Mostly about the SVD/polar decomposition differentiation.
Any square matrix \(A\) can be decomposed as:
\[A = USV^T\]where \(U, V \in O(n)\) are orthogonal matrices and \(S\) is diagonal and positive. It is unique up to a permutation of the unique diagonal values of \(S\), called the singular values.
If \(A\) is not square, the SVD still exists but \(S\) is no longer square.
From \(A = USV^T\), we get:
\[\begin{align} \dd A &= \dd U\ S V^T + U\ \dd S\ V^T + U S\ \dd V^T\\ &= U\ \db U\ S V^T + U\ \dd S\ V^T + U S\ \db V^T\ V^T\\ \end{align}\]where \(\dd U = U.\db U = \ds U.U\) is the (left/right) trivialization of tangent vector \(\dd U \in T_U O(n)\), in this case with \(\db U, \ds U \in \alg{o(n)}\) i.e. skew-symmetric matrices (see Lie groups for details).
From the above we get:
\[\begin{align} U^T \dd A V &= \db U\ S + \dd S + S\ \db V^T\\ &= \underbrace{\dd S}_{\text{diagonal}} \oplus \underbrace{\block{\db U\ S + S\ \db V^T}}_{\text{zero diag.}}\\ \end{align}\]from which we may already obtain \(\dd S\) from the diagonal. Let us now call \(R = \db U\ S + S\ \db V^T = \db U\ S - S \db V\) and fiddle around a bit to obtain:
\[\begin{align} RS &= \db U\ S^2 - S\ \db V\ S \\ (RS)^T &= S\ \db V\ S - S^2 \db U \\ \end{align}\]From this we obtain:
\[RS + (RS)^T = \db U\ S^2 - S^2 \db U\]which we may rewrite as:
\[RS + (RS)^T = \hat{S} \circ \db U\]where \(\hat{S} = \block{s_j^2 - s_i^2}_{i, j}\) is skew-symmetric. We then obtain \(\db U\) as:
\[\db U = \check{S}\circ \block{RS + (RS)^T}\]where \(\check{S}_{i,j} = \begin{cases}\frac{1}{s_j^2 - s_i^2} & i \neq j \\ 0 & i = j\end{cases}\)

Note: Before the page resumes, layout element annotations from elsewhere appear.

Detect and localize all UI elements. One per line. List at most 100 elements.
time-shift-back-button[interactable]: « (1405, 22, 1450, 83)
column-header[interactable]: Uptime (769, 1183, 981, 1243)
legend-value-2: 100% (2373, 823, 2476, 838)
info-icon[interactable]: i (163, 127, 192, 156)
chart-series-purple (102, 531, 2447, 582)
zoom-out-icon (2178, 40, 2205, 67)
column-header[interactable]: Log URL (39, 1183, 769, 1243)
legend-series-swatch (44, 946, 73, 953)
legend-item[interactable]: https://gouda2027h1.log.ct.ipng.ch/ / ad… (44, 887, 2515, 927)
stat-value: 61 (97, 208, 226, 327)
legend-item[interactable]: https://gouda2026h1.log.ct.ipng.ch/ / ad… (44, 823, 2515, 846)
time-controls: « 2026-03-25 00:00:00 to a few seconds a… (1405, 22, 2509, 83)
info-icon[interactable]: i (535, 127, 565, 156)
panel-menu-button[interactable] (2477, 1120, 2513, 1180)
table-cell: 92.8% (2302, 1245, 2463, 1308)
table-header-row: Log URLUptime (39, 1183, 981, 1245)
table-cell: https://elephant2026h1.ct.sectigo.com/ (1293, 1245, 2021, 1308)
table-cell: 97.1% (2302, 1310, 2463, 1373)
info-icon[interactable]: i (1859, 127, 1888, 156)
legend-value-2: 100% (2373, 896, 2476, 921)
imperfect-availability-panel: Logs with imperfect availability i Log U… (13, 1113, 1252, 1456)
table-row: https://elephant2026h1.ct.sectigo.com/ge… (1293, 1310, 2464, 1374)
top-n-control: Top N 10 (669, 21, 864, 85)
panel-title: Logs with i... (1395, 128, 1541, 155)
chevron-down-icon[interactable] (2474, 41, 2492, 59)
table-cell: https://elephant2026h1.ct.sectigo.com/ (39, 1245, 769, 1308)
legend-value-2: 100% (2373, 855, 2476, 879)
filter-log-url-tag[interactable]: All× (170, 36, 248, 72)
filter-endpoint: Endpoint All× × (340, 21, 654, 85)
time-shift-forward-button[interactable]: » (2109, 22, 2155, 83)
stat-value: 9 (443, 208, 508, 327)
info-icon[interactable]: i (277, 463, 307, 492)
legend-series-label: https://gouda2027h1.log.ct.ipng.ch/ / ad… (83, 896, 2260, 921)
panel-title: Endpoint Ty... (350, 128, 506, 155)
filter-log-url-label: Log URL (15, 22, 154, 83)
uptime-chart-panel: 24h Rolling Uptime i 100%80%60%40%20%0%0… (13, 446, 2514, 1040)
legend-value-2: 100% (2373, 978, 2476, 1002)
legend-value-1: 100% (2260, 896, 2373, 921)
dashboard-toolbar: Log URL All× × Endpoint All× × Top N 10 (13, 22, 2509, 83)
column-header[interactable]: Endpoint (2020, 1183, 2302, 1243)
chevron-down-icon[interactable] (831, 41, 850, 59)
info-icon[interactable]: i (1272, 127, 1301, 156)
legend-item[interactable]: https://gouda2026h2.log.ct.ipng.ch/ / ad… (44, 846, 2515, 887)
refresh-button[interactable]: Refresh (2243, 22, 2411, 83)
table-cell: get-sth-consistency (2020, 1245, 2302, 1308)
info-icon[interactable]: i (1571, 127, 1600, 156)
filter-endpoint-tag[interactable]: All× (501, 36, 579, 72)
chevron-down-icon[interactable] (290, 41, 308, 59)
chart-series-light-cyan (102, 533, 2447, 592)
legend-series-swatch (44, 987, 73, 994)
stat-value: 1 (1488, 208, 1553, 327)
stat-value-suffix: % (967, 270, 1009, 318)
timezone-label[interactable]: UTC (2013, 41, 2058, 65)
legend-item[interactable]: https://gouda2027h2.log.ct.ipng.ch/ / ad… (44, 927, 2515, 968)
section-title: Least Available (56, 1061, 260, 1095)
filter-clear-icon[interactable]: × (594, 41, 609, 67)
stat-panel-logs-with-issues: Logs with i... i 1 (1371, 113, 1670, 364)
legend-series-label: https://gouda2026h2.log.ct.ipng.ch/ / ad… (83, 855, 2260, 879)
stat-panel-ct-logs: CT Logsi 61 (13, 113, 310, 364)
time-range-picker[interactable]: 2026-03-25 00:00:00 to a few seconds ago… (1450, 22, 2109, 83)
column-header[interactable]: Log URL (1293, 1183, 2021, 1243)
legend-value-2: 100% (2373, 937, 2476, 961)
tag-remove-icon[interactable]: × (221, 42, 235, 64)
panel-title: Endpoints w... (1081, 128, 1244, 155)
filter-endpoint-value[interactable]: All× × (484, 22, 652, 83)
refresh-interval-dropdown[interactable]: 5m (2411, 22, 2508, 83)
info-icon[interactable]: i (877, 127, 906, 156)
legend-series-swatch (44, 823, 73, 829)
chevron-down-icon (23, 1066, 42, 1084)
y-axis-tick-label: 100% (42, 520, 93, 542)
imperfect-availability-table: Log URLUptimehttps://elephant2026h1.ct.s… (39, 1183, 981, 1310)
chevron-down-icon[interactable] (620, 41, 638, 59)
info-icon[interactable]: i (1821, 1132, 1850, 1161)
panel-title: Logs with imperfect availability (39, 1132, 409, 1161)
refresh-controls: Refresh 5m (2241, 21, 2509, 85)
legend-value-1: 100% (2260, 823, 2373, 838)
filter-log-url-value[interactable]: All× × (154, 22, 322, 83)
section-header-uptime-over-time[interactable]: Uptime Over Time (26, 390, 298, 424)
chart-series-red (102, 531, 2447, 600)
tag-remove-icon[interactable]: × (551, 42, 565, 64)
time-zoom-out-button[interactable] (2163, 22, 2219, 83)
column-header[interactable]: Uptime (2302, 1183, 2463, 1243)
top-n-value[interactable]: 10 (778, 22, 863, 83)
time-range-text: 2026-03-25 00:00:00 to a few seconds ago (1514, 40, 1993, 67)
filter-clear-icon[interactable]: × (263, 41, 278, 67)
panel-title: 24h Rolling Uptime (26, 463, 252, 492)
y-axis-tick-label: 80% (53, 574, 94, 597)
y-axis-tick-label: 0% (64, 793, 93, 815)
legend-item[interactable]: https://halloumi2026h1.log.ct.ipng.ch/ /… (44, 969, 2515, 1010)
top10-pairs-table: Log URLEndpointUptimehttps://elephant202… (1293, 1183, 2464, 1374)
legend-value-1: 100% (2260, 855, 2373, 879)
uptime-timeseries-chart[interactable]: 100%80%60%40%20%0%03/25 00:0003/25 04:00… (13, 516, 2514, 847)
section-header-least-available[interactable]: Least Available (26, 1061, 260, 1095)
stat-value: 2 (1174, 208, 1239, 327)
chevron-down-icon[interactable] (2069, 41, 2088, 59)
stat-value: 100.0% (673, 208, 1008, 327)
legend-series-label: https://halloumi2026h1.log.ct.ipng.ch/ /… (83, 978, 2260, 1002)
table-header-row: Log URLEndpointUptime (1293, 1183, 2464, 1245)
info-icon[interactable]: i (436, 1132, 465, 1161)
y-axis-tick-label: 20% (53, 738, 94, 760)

TODO what if \(s_i = s_j\)
Similarly, we get \(\block{SR + (SR)^T} = \hat{S} \circ \db V\) and obtain \(\db V\) as
\[\db V = \check{S}\circ \block{SR + (SR)^T}\]TODO REDO
We want to compute \(f: A \mapsto UV^T\) to get the closest orientation to a given invertible linear map. The derivative gives:
\[\begin{align} \dd f(A).\dd A &= \dd U\ V^T + U\ \dd V^T \\ &= U\ \db U V^T + U\ \db V^T V^T \\ &= U\underbrace{\block{\db U + \db V^T}}_Y V^T \\ \end{align}\]from the above, we obtain \(Y\) as:
\[\begin{align} Y &= W + Z + \block{W - Z}^T\\ &= 2Z \end{align}\]so that we only have to identify \(Z\) from the skew-symmetric part \(R_-\), which is well-defined when \(S > 0\). We end up with:
\[\dd f(A).\dd A = 2 U Z V^T\]which we can express as a spatial derivative as:
\[\ds f(A).\dd A = 2 U Z U^T = 2 \Ad_U Z\]The whole sequence of computations can be decomposed as follows:
\[\dd A \overset{G}{\mapsto} U^T\ \dd A\ V \overset{\pi}{\mapsto} R_- \overset{F}{\mapsto} Z \overset{2\Ad_U} \mapsto \ds f(A).\dd A\]The operator \(G\) is simply \(\dd L_{U^T}\ \dd R_V\). The operator \(\pi\) projects orthogonally over the set of skew-symmetric matrices, and the operator \(F\) selects/identifies \(z_1, z_2, z_3\) from the coordinates of \(R_-\).